L’éviction des monstres sacrées sur cette fin de Day 5 a également rassuré le grinder de Londres. « J’ai vu Teun Mulder partir. Avant ça, j’ai vu Steve O’Dwyer partir. C’est bien de ne pas à avoir à jouer contre eux. Il reste encore Niall Farrell, et j’ai vu que contre lui, j’avais parfois du mal à défendre la range que je devrais. Ces gars-là sont impressionnants.
- Moi, j’en ai rien à foutre du nom du mec, coupe Serge Chechin. Il peut avoir 50 millions ou 0, ça change rien. Je regarde son style de jeu, les cartes qu’il montre et je m’adapte.
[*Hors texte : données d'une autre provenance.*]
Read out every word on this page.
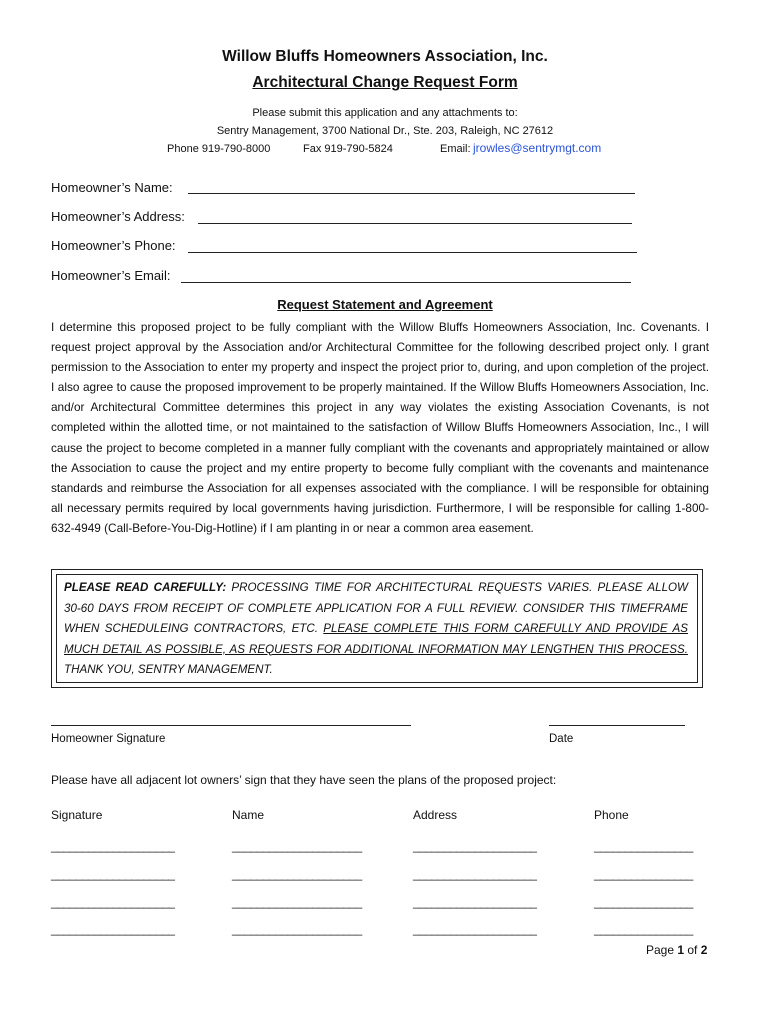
Willow Bluffs Homeowners Association, Inc.
Architectural Change Request Form
Please submit this application and any attachments to:
Sentry Management, 3700 National Dr., Ste. 203, Raleigh, NC 27612
Phone 919-790-8000	Fax 919-790-5824	Email: jrowles@sentrymgt.com
Homeowner’s Name:
Homeowner’s Address:
Homeowner’s Phone:
Homeowner’s Email:
Request Statement and Agreement
I determine this proposed project to be fully compliant with the Willow Bluffs Homeowners Association, Inc. Covenants. I request project approval by the Association and/or Architectural Committee for the following described project only. I grant permission to the Association to enter my property and inspect the project prior to, during, and upon completion of the project. I also agree to cause the proposed improvement to be properly maintained. If the Willow Bluffs Homeowners Association, Inc. and/or Architectural Committee determines this project in any way violates the existing Association Covenants, is not completed within the allotted time, or not maintained to the satisfaction of Willow Bluffs Homeowners Association, Inc., I will cause the project to become completed in a manner fully compliant with the covenants and appropriately maintained or allow the Association to cause the project and my entire property to become fully compliant with the covenants and maintenance standards and reimburse the Association for all expenses associated with the compliance. I will be responsible for obtaining all necessary permits required by local governments having jurisdiction. Furthermore, I will be responsible for calling 1-800-632-4949 (Call-Before-You-Dig-Hotline) if I am planting in or near a common area easement.
PLEASE READ CAREFULLY: PROCESSING TIME FOR ARCHITECTURAL REQUESTS VARIES. PLEASE ALLOW 30-60 DAYS FROM RECEIPT OF COMPLETE APPLICATION FOR A FULL REVIEW. CONSIDER THIS TIMEFRAME WHEN SCHEDULEING CONTRACTORS, ETC. PLEASE COMPLETE THIS FORM CAREFULLY AND PROVIDE AS MUCH DETAIL AS POSSIBLE, AS REQUESTS FOR ADDITIONAL INFORMATION MAY LENGTHEN THIS PROCESS. THANK YOU, SENTRY MANAGEMENT.
Homeowner Signature	Date
Please have all adjacent lot owners’ sign that they have seen the plans of the proposed project:
Signature	Name	Address	Phone
____________________	_____________________	____________________	________________
____________________	_____________________	____________________	________________
____________________	_____________________	____________________	________________
____________________	_____________________	____________________	________________
Page 1 of 2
Récréatif assumé, Serge est venu pour kiffer. Et c’est exactement ce qu’il fait depuis quatre jours maintenant. « Je ne sens aucune pression. Je vais chercher la gagne » lance encore le joueur, loin d’être impressionné par les enjeux. Il faut dire que Serge est déjà passé par là.
Il y a un an et demi, nous suivions déjà Chechin traversant les journées d’un grand tournoi international. Le plus grand de tous même, puisque Serge atteignait le Day 6 du Main Event WSOP. Le revoilà aux portes d’une énorme perf’, sur le plus prestigieux des circuits européens.
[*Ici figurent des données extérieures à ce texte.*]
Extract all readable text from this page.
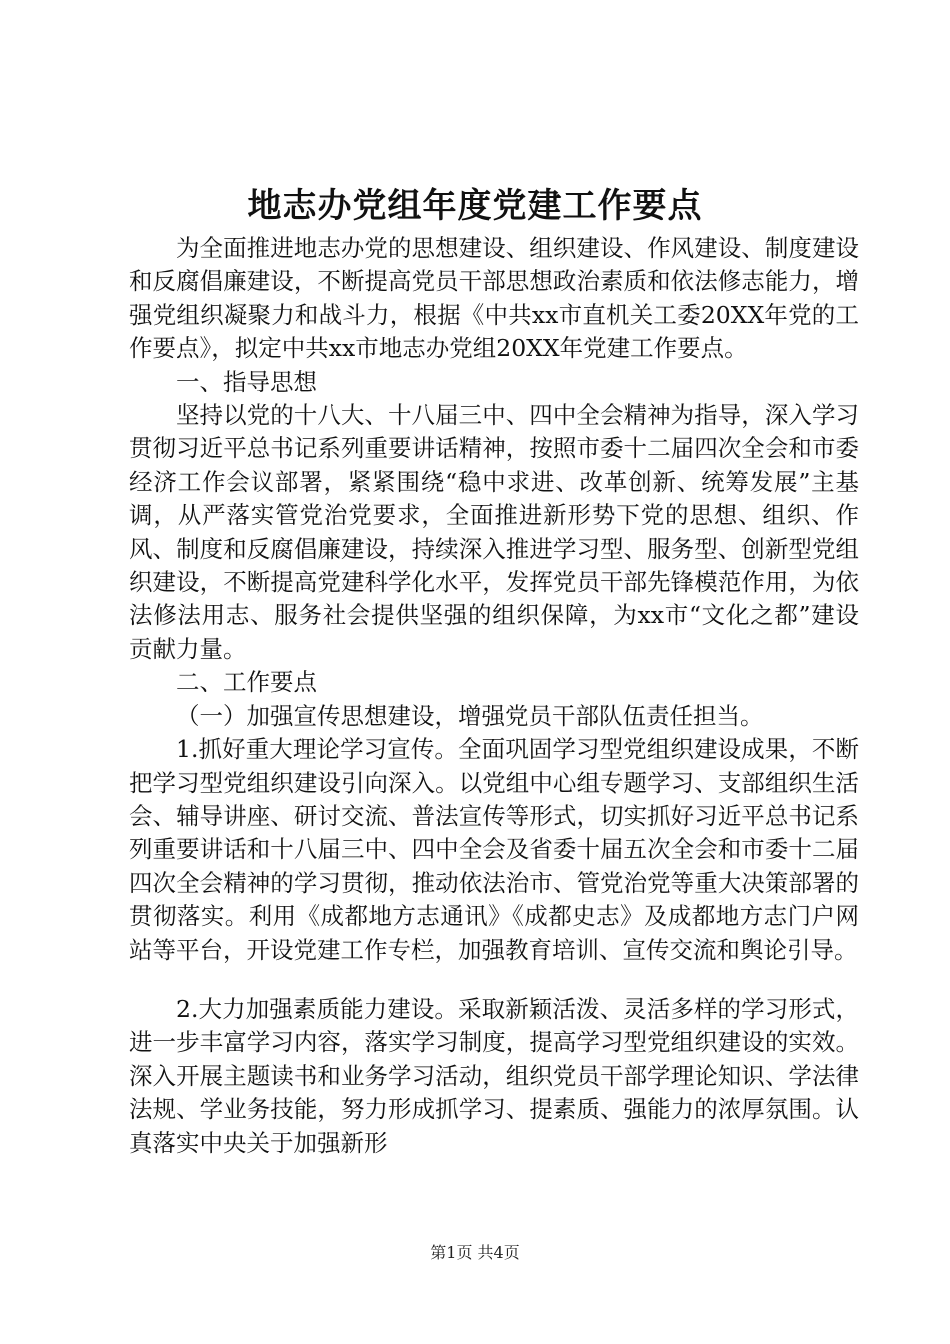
地志办党组年度党建工作要点

为全面推进地志办党的思想建设、组织建设、作风建设、制度建设和反腐倡廉建设，不断提高党员干部思想政治素质和依法修志能力，增强党组织凝聚力和战斗力，根据《中共xx市直机关工委20XX年党的工作要点》，拟定中共xx市地志办党组20XX年党建工作要点。

一、指导思想

坚持以党的十八大、十八届三中、四中全会精神为指导，深入学习贯彻习近平总书记系列重要讲话精神，按照市委十二届四次全会和市委经济工作会议部署，紧紧围绕“稳中求进、改革创新、统筹发展”主基调，从严落实管党治党要求，全面推进新形势下党的思想、组织、作风、制度和反腐倡廉建设，持续深入推进学习型、服务型、创新型党组织建设，不断提高党建科学化水平，发挥党员干部先锋模范作用，为依法修法用志、服务社会提供坚强的组织保障，为xx市“文化之都”建设贡献力量。

二、工作要点

（一）加强宣传思想建设，增强党员干部队伍责任担当。

1.抓好重大理论学习宣传。全面巩固学习型党组织建设成果，不断把学习型党组织建设引向深入。以党组中心组专题学习、支部组织生活会、辅导讲座、研讨交流、普法宣传等形式，切实抓好习近平总书记系列重要讲话和十八届三中、四中全会及省委十届五次全会和市委十二届四次全会精神的学习贯彻，推动依法治市、管党治党等重大决策部署的贯彻落实。利用《成都地方志通讯》《成都史志》及成都地方志门户网站等平台，开设党建工作专栏，加强教育培训、宣传交流和舆论引导。

2.大力加强素质能力建设。采取新颖活泼、灵活多样的学习形式，进一步丰富学习内容，落实学习制度，提高学习型党组织建设的实效。深入开展主题读书和业务学习活动，组织党员干部学理论知识、学法律法规、学业务技能，努力形成抓学习、提素质、强能力的浓厚氛围。认真落实中央关于加强新形

第1页 共4页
Depuis le début de journée, Serge s’est assis aux côtés de tops regs, de grinders affutés, de légendes du jeu, de joueurs dont la connaissance technique est infiniment supérieure à celle de l’entrepreneur sudiste. Et pourtant, il n’y a pas un moment où Serge s’étonne de se retrouver à la table des grands. Il y a toute sa place et la méthode Chechin que nous décrivions dès ce premier coup de la journée face à Jon Kyte montre une nouvelle fois toute son efficience.
Sa capacité à s’adapter, à tronquer les lignes, à changer de rythme, à « zigzaguer » comme il le dit lui même, le rend aussi dangereux qu’imprévisible. Avec ces armes bien à lui, il est en train de frapper un très gros coup, tout en prenant son plaisir. Même dans les duels à haute tension, Serge n’hésite pas à lâcher une petite phrase, à oser une question, un commentaire ou une posture typique de ces joueurs de Live, pour en tirer parfois un petit avantage.
Et quand la tension redescend, il est le premier à faire une petite blague pour détendre l’atmosphère où lâcher un compliment, comme à son nouvel ami Mark Helou, avec qui il a passé toute la fin de journée.
Le Libanais ferme la marche d’un chipcount bien resserré. La moitié des joueurs se situent entre les 40 et les soixante blindes. Marle Spragg a profité de ce set-up inouïe pour revenir au 2 millions, Niall Farrell a pris un dernier 60-40 à vingt minutes du termes pour passer les 2,5 millions, Wagner, O’Neill et Jakovlevic sont dans les mêmes eaux.
Jon Kyte peut avoir le sourire. Porté par une réussite indécente, le Norvégien a littéralement écrasé ce Day 4.
Dans le ciel du tournoi, le Norvégien Jon Kyte (photo) s’est envolé. Un premier flip à 2,5 millions face à Cesar Garcia. Un autre à 5 millions contre Kudzmanas donc. Clairement, les dieux du poker ont choisi leur client aujourd’hui et le Scandinave reviendra avec un tapis colossal de 6,5 millions de jetons, soit 2,5 millions d’avance sur le deuxième, Grigorii Rodin.
Voilà pour la concurrence. « Bon allez, maintenant on va boire une bière ? » lance Chechin. Décidément, Serge n’est pas fini de kiffer.